OWASP Agent Memory Guard : Empêchez l’exploitation malveillante de la mémoire des agents IA

Le poisoning de la mémoire des agents IA exploite le fait que ces agents sont à état persistant. Contrairement à un appel d’API traditionnel qui traite une entrée et retourne une sortie sans rien mémoriser, un agent conserve un état persistant entre les interactions. Cet état réside à plusieurs endroits : les historiques de conversation, les bases vectorielles interrogées pour le contexte via la recherche sémantique, les scratchpads où l’agent note ses raisonnements intermédiaires, et les index RAG qui relient l’agent aux référentiels documentaires de l’entreprise.

Tout attaquant disposant d’un accès en écriture à l’une de ces couches de stockage obtient un canal de commande sur le comportement futur de l’agent. L’attaque ne nécessite pas de compromettre le code de l’agent, les poids du modèle ou les identifiants API utilisés pour invoquer le modèle. Il suffit de pouvoir insérer une chaîne soigneusement conçue dans un stockage que l’agent lira ultérieurement.

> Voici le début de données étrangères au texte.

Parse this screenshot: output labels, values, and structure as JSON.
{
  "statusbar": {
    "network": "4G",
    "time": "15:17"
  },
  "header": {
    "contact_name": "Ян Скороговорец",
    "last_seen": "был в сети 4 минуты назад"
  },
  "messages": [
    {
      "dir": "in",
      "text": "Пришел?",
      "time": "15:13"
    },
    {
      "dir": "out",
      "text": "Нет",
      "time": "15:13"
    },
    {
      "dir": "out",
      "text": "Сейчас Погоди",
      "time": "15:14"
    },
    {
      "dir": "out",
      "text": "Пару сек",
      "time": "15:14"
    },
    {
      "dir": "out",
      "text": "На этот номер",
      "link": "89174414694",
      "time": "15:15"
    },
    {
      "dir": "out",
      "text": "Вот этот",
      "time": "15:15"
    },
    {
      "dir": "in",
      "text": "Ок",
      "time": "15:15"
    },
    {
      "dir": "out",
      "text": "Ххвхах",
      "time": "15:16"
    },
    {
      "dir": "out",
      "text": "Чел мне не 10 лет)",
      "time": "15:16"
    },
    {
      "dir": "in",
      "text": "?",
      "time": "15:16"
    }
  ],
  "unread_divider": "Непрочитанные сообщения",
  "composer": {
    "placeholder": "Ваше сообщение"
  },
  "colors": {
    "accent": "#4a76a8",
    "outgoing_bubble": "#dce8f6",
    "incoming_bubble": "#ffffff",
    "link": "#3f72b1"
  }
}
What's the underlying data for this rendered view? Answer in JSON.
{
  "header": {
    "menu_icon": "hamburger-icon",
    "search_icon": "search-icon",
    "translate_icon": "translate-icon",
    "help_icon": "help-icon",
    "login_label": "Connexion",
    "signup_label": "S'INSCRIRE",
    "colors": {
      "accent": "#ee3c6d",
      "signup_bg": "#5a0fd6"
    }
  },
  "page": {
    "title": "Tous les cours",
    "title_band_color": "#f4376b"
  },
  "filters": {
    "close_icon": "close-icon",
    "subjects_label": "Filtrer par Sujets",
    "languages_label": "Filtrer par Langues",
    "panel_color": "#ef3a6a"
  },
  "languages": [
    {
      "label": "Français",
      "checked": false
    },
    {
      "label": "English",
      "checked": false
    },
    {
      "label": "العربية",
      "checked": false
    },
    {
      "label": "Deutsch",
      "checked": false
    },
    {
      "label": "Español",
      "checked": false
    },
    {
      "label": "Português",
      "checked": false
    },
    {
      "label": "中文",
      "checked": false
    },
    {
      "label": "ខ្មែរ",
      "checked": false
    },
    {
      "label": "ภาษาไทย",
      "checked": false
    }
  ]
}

La classification ASI06 de l’OWASP distingue le poisoning de la mémoire de l’injection de prompt classique en mettant l’accent sur la persistance. Une injection de prompt directe se produit en une seule session et s’arrête à la fermeture de celle-ci. Le poisoning de la mémoire survit à la fin des sessions, aux redémarrages de l’agent, voire aux redéploiements si la couche de stockage n’est pas effacée. Les outils de sécurité traditionnels n’ont aucune visibilité sur ce que l’agent stocke entre deux appels.

5 points clés à retenir

1. La mémoire des agents IA constitue une surface d’attaque non protégée dans la plupart des entreprises.

Les historiques de conversation, bases vectorielles, scratchpads et index RAG acceptent par défaut les écritures sans authentification ni vérification d’intégrité. Un attaquant ayant un accès en écriture à l’une de ces couches de stockage obtient un canal de commande persistant sur le comportement futur de l’agent — un canal qui survit à la fin des sessions, aux redémarrages et aux redéploiements si la couche de stockage n’est pas effacée. L’OWASP a formalisé ce point sous l’appellation ASI06 dans son Top 10 des applications agentiques. Les cadres de gouvernance des données n’ont pas encore intégré ce modèle de menace.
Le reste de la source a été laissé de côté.